2. Totalitarismus und Revolution
2.1 Die totale Herrschaft
2.1.1 Nationalismus
2.1.2 Imperialismus
2.1.3 Die Partei neuen Typs
2.1.4 Die Rolle der Geheimorganisationen
2.1.5 Die Bewegung
2.1.6 Totalitarismus
2.1.7 Apokalypse
2.1.8 Fazit
2.2 Die Revolution
2.2.1 Die Umwälzung und das Prozeßdenken
2.2.2 Die Räte
2.2.3 Zusammenfassung

3. Das Politische
3.1 Das Herstellen
3.1.1 Die Zweck-Mittel-Relation
3.1.2 Anfang und Ende
3.1.3 Die Subjekt-Objekt-Spaltung
3.1.4 Ein Beispiel
3.1.5 Das Problem der Herstellenskategorie
3.1.6 Der Triumph des Herstellens
3.1.7 Das Herstellen und das Politische
3.1.8 Zusammenfassung
3.2 Die Arbeit
3.3 Das Handeln
3.3.1 Handeln als Kausalität
3.3.2 Das politische Handeln
3.4 Exkurs: Theater
3.5 Die Gebürtigkeit
3.6 Das WER-EINER-IST
3.7 Die Macht und der Erscheinungsraum
3.8 Exkurs: Vertragstheorie und Feminismus
3.9 Unabsehbarkeit und Narrativität

4. Politik, Feldtheorie und Kommunikation
4.1 Feldtheorie
4.2 Informations- und Kommunikationstheorie
4.2.1 Shannon und Weaver
4.2.2 Erstmaligkeit und Bestätigung
4.3 Eine Feldtheorie der Kommunikation
4.4 Anwendung auf das Politische
4.4.1 Erstmaligkeit und Bestätigung im Politischen
4.4.2 Das Politische im Kommunikationsfeld
5. Zusammenfassung
6. Literatur

2.2.2 Die Räte


Zum Rätesystem äußert sich Hannah Arendt in Über die Revolution, Kapitel 4, Abschnitt 2, S. 327ff.
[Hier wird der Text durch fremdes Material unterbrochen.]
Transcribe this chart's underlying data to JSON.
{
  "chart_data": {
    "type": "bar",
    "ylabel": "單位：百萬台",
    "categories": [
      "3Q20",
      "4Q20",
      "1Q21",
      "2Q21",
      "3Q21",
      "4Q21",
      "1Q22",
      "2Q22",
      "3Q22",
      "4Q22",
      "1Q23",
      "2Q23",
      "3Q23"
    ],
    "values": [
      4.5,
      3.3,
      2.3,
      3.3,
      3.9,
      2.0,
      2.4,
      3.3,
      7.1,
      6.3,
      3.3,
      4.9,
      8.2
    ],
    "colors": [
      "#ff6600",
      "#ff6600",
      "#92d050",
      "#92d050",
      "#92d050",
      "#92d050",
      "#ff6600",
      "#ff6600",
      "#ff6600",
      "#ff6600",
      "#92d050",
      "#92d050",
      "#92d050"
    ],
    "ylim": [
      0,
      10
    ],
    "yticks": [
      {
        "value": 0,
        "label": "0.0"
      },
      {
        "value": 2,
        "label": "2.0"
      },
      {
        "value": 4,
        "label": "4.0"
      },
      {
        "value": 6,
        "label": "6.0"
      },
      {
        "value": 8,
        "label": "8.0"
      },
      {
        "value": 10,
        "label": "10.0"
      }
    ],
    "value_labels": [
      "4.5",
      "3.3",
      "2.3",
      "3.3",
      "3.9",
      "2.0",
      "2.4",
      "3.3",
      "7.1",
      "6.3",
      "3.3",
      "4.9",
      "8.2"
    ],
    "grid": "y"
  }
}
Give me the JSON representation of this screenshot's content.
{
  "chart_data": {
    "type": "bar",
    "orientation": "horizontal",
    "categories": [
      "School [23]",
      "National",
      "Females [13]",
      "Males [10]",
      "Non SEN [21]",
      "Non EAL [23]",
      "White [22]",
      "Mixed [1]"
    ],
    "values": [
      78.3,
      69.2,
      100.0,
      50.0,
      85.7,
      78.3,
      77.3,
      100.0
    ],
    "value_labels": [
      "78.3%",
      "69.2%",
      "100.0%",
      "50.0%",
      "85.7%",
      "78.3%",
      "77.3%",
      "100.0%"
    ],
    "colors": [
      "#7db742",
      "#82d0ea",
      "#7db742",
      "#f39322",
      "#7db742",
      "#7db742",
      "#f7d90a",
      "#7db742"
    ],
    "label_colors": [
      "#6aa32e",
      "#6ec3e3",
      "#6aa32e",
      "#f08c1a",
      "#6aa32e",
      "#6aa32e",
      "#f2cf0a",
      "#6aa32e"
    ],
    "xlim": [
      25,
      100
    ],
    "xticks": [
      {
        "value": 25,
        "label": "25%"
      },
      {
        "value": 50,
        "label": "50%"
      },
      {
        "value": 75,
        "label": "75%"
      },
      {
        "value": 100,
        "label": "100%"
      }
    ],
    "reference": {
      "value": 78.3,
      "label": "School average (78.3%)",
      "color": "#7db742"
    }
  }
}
Dort sagt sie zu den Räten:1

Seit 1789 haben sich in jeder Revolution spontan Räte gebildet, ohne daß irgendeiner der Beteiligten je wußte, daß es dies schon einmal gegeben hat, ohne daß es auch nur einem eingefallen wäre, was sich spontan ereignete, in Gedanken zu fassen.

und:2

Gerade die Abwesenheit von Kontinuität und Tradition, das Fehlen jeglichen organisierten und organisierenden Einflusses, unterstreicht die eindrucksvolle Gleichartigkeit des Phänomens selbst.
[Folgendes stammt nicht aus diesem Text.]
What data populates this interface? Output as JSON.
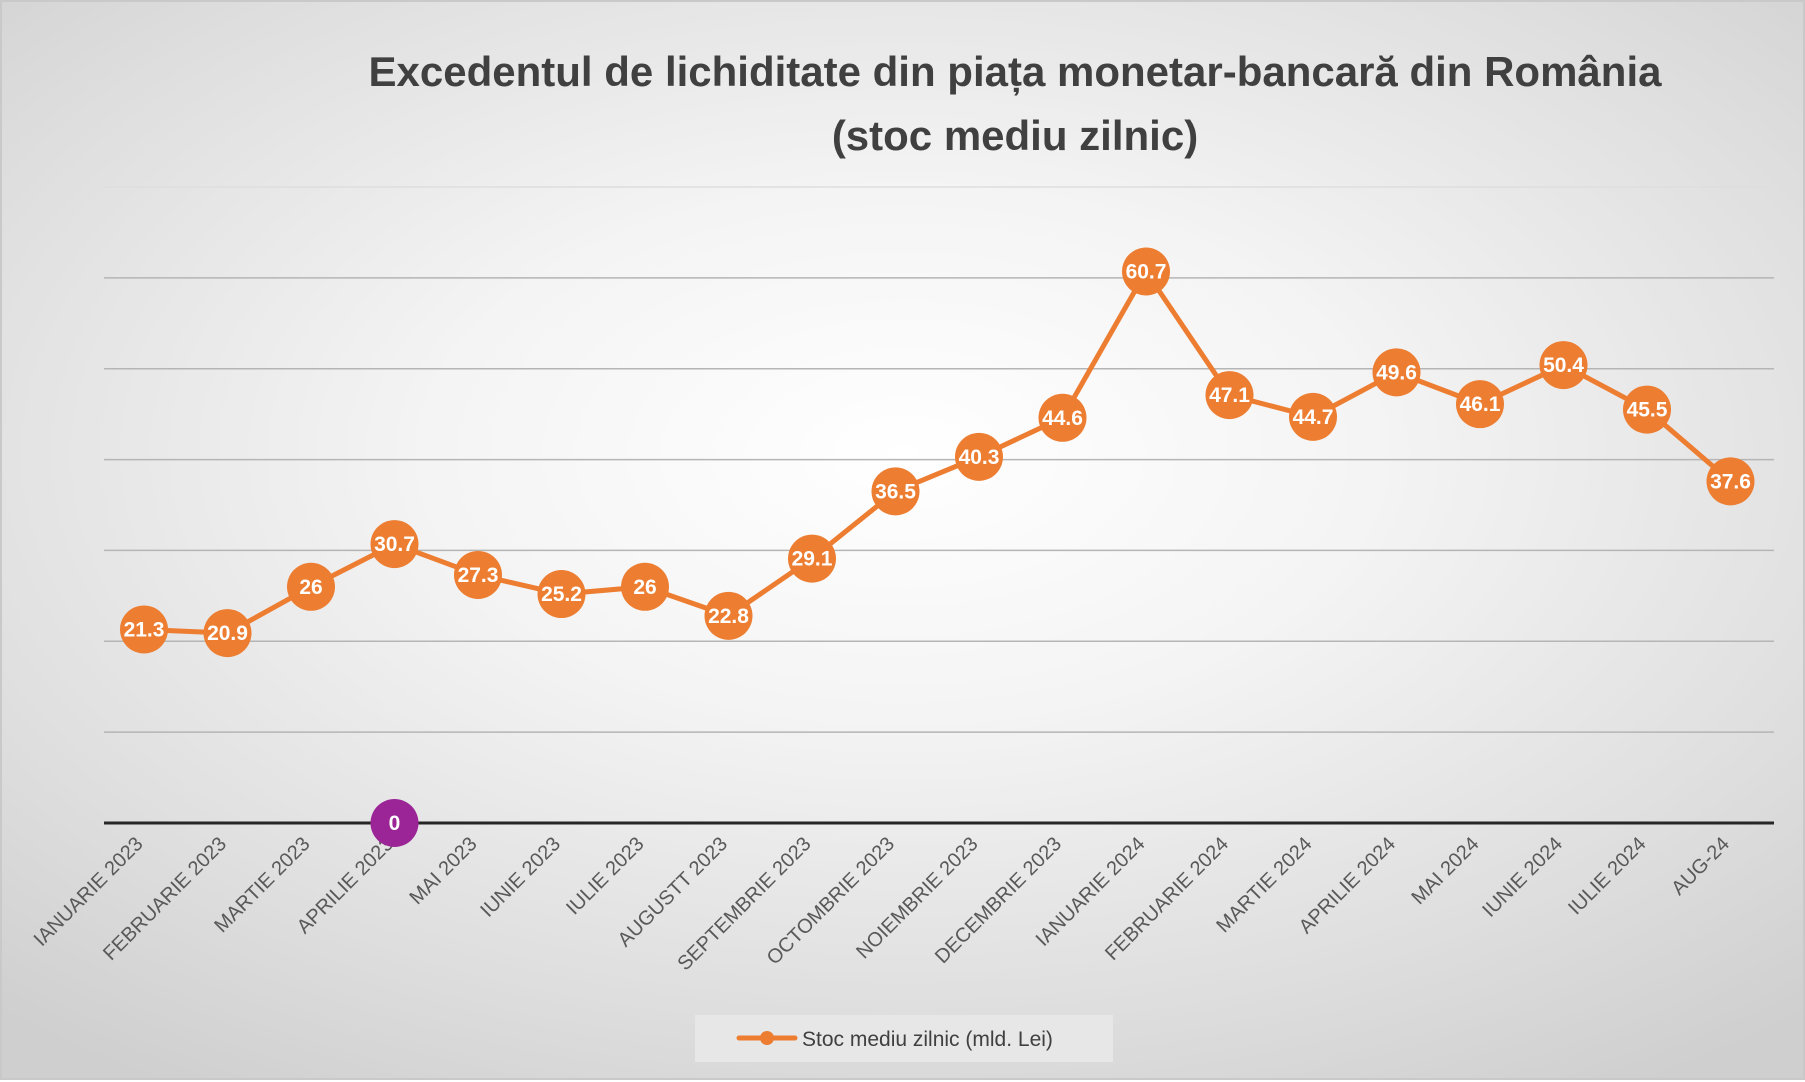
{
  "chart_data": {
    "type": "line",
    "title": "Excedentul de lichiditate din piața monetar-bancară din România",
    "subtitle": "(stoc mediu zilnic)",
    "categories": [
      "IANUARIE 2023",
      "FEBRUARIE 2023",
      "MARTIE 2023",
      "APRILIE 2023",
      "MAI 2023",
      "IUNIE 2023",
      "IULIE 2023",
      "AUGUSTT 2023",
      "SEPTEMBRIE 2023",
      "OCTOMBRIE 2023",
      "NOIEMBRIE 2023",
      "DECEMBRIE 2023",
      "IANUARIE 2024",
      "FEBRUARIE 2024",
      "MARTIE 2024",
      "APRILIE 2024",
      "MAI 2024",
      "IUNIE 2024",
      "IULIE 2024",
      "AUG-24"
    ],
    "series": [
      {
        "name": "Stoc mediu zilnic (mld. Lei)",
        "color": "#ed7d31",
        "values": [
          21.3,
          20.9,
          26,
          30.7,
          27.3,
          25.2,
          26,
          22.8,
          29.1,
          36.5,
          40.3,
          44.6,
          60.7,
          47.1,
          44.7,
          49.6,
          46.1,
          50.4,
          45.5,
          37.6
        ]
      }
    ],
    "zero_marker": {
      "category": "APRILIE 2023",
      "value": 0,
      "label": "0",
      "color": "#9b2596"
    },
    "ylim": [
      0,
      70
    ],
    "y_gridlines": [
      10,
      20,
      30,
      40,
      50,
      60,
      70
    ],
    "y_tick_labels_visible": false,
    "grid": true,
    "legend": "bottom",
    "xlabel": "",
    "ylabel": ""
  }
}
Diese Aussagen interpretiere ich wie folgt:

Die Wissenschaft befaßt sich meistens mit Mengen von gleichartigen Phänomenen, die nicht durch Zufall zu erklären sind. Beispiele dafür sind das immer wieder gleichartige Herabfallen von Gegenständen in der Physik oder immer wieder gleichartig auftretende Pflanzen in der Botanik. Die Wiederholung von Gleichartigkeit wird entweder durch fortdauernde Prinzipien erklärt oder, wo das nicht ausreicht, zusätzlich durch die Übertragung von Information. Was das Herabfallen angeht, so wird dafür das fortdauernde Prinzip der Gravitation verantwortlich gemacht; die Gleichartigkeit von verschiedenen Pflanzen derselben Art wird durch die Übertragung von Information, in diesem Fall in der Form von Genen, erklärt. Die Fallbewegung eines Steines ist nicht davon abhängig, ob schon vorher Steine in dieser Art gefallen sind. Dagegen hängt das Wachstum einer Pflanze davon ab, ob schon vorher solche Pflanzen gewachsen sind. Normalerweise existiert eine Pflanze tatsächlich nur dann, wenn das der Fall ist. Die Pflanze kann nur wachsen, weil sie von einer gleichartigen Pflanze Information geerbt hat, die das Muster dieses Vorganges enthält. Ein Stein, der fällt, hat dagegen von keinem anderen Stein Informationen erhalten. Er kann höchstens einen Impuls, einen Anstoß bekommen, danach aber richtet sich sein Verhalten nach dem Gesetz der Schwerkraft, das gleichermaßen für alle Gegenstände gilt.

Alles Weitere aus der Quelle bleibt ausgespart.